U of T researcher to talk about AI opportunities – and designing household robots

Sanja Fidler will be one of several speakers during campus career event
Photo of Sanja Fidler
Sanja Fidler, an assistant professor in U of T Mississauga's department of mathematical and computational sciences, talks about her research earlier this year at the ElevateTO conference (photo by Chris Sorensen)

Sanja Fidler has a back-of-the-envelope way to track Toronto’s rapid emergence as a global centre for artificial intelligence, or AI: the number of machine learning graduate students who are jumping at offers to do their research at the University of Toronto.

“You typically have some ratio of ‘accepts’ because there is MIT, Stanford and Berkeley and we all compete for the same people,” says Fidler, an assistant professor at U of T Mississauga's department of mathematical and computational sciences and a founding member of the Vector Institute for AI research.

“But this year almost everyone accepted.”

The flood of interest reflects both U of T’s growing global reputation in the booming field of AI and the degree to which Canada’s strategy of investing in AI research through initiatives like Vector, a partnership between U of T, government and industry, is helping to attract and retain top talent. 

That includes top researchers like Fidler, who specializes in computer vision and applied machine learning. She will be speaking at U of T Thursday as part of an AI career event with Santa Clara, Calif.-based Nvidia, a Vector partner that designs graphics processing units, or GPUs, which are often used to handle the intense computations necessary for AI applications.

“I do a lot of things connecting computer vision with natural language – so moving towards robots that are not only going to see but also communicate with people in natural ways,” Fidler says.

“The grand vision is we want to teach a robot how to do anything in a household – make coffee, clean your room. Maybe watch TV with you?”

Kidding aside, developing a Jetsons-like robot is far more difficult than it sounds. While companies like Uber, Google and others are rushing to develop self-driving cars, Fidler says creating robots that can interact with people in their homes is actually a more challenging problem in some respects. 

Whereas cars operate in a relatively contained environment – streets or highways equipped with lanes, signage and stoplights – a robot wandering around your house, by contrast, could come in contact with any number of different objects, from an empty cereal box to a cat sleeping on the window sill.

“Imagine I’m taking a picture in my office,” says Fidler. “There are so many different objects that will appear in the picture and some will only have a very few pixels, a very tiny region in the image. 

“In order to identify all these things, to outline the region and where each object is, as well as determine the [robot’s] task, is a very hard problem.”

The challenges are made even more difficult by the fact that any object a robot “sees” will appear to change as either the object or robot moves around the room. “If I take a pen and rotate it, the image is changing a lot,” says Fidler. “So these neural nets have to capture this kind of variability.”

This is precisely the problem that U of T University Professor Emeritus Geoffrey Hinton discussed on stage at Google’s GO North event last week.

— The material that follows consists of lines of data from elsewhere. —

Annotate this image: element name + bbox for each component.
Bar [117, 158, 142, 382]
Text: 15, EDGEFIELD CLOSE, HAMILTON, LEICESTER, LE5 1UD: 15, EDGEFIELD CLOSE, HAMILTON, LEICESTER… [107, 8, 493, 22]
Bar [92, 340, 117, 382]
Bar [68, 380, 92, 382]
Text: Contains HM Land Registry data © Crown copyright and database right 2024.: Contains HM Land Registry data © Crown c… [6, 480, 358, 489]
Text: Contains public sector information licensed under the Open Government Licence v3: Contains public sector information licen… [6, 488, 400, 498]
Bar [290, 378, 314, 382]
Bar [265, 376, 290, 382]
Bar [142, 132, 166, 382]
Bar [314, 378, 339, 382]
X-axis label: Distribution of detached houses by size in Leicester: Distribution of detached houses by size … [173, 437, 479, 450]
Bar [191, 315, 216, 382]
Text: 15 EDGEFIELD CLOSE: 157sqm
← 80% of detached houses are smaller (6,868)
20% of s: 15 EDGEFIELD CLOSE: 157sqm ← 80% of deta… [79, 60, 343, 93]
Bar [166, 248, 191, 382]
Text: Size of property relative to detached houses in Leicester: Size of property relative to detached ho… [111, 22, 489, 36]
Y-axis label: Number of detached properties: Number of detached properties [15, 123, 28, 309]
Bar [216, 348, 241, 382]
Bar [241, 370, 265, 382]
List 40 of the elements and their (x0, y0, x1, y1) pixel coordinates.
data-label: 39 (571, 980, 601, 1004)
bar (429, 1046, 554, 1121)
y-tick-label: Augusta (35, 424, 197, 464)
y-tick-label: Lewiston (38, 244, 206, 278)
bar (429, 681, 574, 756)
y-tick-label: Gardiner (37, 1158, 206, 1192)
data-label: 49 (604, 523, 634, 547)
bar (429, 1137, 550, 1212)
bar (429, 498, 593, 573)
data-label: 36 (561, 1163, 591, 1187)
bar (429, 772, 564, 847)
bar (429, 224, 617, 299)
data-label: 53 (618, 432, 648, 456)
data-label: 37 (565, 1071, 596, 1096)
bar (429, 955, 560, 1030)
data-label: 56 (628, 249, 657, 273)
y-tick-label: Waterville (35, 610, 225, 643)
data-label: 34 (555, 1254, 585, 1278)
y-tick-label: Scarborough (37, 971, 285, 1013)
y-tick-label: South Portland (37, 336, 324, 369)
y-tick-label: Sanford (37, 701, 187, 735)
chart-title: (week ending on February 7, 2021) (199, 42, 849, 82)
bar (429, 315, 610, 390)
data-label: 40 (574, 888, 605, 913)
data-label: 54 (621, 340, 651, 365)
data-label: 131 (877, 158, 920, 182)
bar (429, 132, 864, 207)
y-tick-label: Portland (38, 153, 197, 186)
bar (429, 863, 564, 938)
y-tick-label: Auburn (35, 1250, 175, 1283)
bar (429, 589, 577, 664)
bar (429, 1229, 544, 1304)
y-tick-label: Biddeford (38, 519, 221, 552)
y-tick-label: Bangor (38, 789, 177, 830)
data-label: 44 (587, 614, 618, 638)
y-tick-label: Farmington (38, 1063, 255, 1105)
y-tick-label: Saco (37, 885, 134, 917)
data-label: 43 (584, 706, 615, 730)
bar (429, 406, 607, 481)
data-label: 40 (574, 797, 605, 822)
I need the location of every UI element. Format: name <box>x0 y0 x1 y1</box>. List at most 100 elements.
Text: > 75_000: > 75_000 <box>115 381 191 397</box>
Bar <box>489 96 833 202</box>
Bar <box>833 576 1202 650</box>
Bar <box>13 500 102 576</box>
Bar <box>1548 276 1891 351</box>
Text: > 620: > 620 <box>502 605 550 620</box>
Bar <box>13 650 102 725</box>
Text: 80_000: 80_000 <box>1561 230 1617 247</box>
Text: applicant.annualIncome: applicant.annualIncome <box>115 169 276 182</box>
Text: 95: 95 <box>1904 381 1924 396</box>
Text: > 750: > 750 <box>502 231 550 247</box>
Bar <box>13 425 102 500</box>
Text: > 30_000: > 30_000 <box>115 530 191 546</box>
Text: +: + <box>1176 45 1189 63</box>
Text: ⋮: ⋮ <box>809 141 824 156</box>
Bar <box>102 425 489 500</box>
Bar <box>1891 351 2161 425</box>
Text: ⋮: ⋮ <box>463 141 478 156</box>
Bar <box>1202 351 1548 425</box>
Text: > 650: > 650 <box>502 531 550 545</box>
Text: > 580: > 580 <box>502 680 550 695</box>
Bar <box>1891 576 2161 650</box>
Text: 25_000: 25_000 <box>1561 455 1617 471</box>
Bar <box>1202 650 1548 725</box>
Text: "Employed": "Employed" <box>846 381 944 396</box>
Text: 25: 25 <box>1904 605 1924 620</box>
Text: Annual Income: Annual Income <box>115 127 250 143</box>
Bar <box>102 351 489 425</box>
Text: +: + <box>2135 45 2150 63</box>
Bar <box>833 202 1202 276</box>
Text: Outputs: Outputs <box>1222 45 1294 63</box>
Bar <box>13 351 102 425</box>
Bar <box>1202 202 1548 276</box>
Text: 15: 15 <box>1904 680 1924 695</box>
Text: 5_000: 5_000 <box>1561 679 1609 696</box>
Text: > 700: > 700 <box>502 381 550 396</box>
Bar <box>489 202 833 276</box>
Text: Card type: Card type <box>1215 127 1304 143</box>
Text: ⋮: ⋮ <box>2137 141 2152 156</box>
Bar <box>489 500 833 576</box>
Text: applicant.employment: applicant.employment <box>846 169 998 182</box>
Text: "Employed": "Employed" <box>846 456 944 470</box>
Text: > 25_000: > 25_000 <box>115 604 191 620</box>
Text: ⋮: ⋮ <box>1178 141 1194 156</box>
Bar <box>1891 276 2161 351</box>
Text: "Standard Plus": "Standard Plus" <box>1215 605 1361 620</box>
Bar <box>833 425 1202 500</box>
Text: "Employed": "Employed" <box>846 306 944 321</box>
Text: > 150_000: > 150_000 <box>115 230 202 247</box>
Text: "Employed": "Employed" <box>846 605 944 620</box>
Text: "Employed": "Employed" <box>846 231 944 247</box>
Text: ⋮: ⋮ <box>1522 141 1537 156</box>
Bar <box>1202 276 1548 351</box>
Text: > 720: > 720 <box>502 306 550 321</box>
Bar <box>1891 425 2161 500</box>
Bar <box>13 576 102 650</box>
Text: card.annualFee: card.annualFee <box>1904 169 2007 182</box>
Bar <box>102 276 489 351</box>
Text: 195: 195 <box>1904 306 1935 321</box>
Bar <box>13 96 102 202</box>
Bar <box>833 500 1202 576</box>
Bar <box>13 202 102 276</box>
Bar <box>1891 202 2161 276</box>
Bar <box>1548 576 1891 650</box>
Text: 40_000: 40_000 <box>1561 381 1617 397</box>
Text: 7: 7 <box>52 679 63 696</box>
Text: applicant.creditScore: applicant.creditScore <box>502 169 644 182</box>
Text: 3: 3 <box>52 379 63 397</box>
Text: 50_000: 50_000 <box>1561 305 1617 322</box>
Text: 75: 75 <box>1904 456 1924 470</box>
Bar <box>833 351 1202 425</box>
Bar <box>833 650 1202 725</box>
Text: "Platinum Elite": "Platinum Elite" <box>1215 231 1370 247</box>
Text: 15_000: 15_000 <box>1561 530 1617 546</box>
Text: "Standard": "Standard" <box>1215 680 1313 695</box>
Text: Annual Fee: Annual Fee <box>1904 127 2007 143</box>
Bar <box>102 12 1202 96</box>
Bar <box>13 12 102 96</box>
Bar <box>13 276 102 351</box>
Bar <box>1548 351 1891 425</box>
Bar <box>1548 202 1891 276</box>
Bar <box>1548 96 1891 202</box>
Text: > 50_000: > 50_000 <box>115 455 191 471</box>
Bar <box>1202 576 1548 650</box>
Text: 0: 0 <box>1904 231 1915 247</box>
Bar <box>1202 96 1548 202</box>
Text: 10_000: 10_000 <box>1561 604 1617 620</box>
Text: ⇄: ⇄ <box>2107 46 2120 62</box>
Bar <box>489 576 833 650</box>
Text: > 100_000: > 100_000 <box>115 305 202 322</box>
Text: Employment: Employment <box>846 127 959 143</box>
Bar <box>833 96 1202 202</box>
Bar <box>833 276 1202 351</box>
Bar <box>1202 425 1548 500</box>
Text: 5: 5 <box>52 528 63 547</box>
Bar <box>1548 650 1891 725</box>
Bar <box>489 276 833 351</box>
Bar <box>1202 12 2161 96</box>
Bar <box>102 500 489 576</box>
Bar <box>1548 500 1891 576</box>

Hinton, who does AI research for the search engine giant and is sometimes referred to as the “godfather” of deep learning, recently published two papers that offer a new approach called “capsule networks” that aim to make it easier for computers to recognize the same object from different perspectives. 

Read the Wired magazine story on Hinton's latest research

“This is how research is driven,” Fidler says. You always want to think of better ways to do things. Everyone right now is thinking about convolutional neural nets for images, but maybe there’s a better way to design these nets.”

Fidler says her goal at the Nvidia event, which also feature presentations by two Nvidia researchers, will be to inspire students by emphasizing how “cool” AI research is and the number of truly difficult problems that need to be solved.

“Imagine you’re on the team that builds a car that’s going to drive itself,” she says, noting that her U of T colleague, Associate Professor Raquel Urtasun, who heads up Uber’s self-driving vehicle lab in Toronto, recently drew a crowd to an Uber career event at U of T. 

“You’re going to go down in history.”

And creating robot assistants who will do your laundry? 

“I think that’s huge, too,” Fidler says. “But it’s also a little more out there – farther into the future.”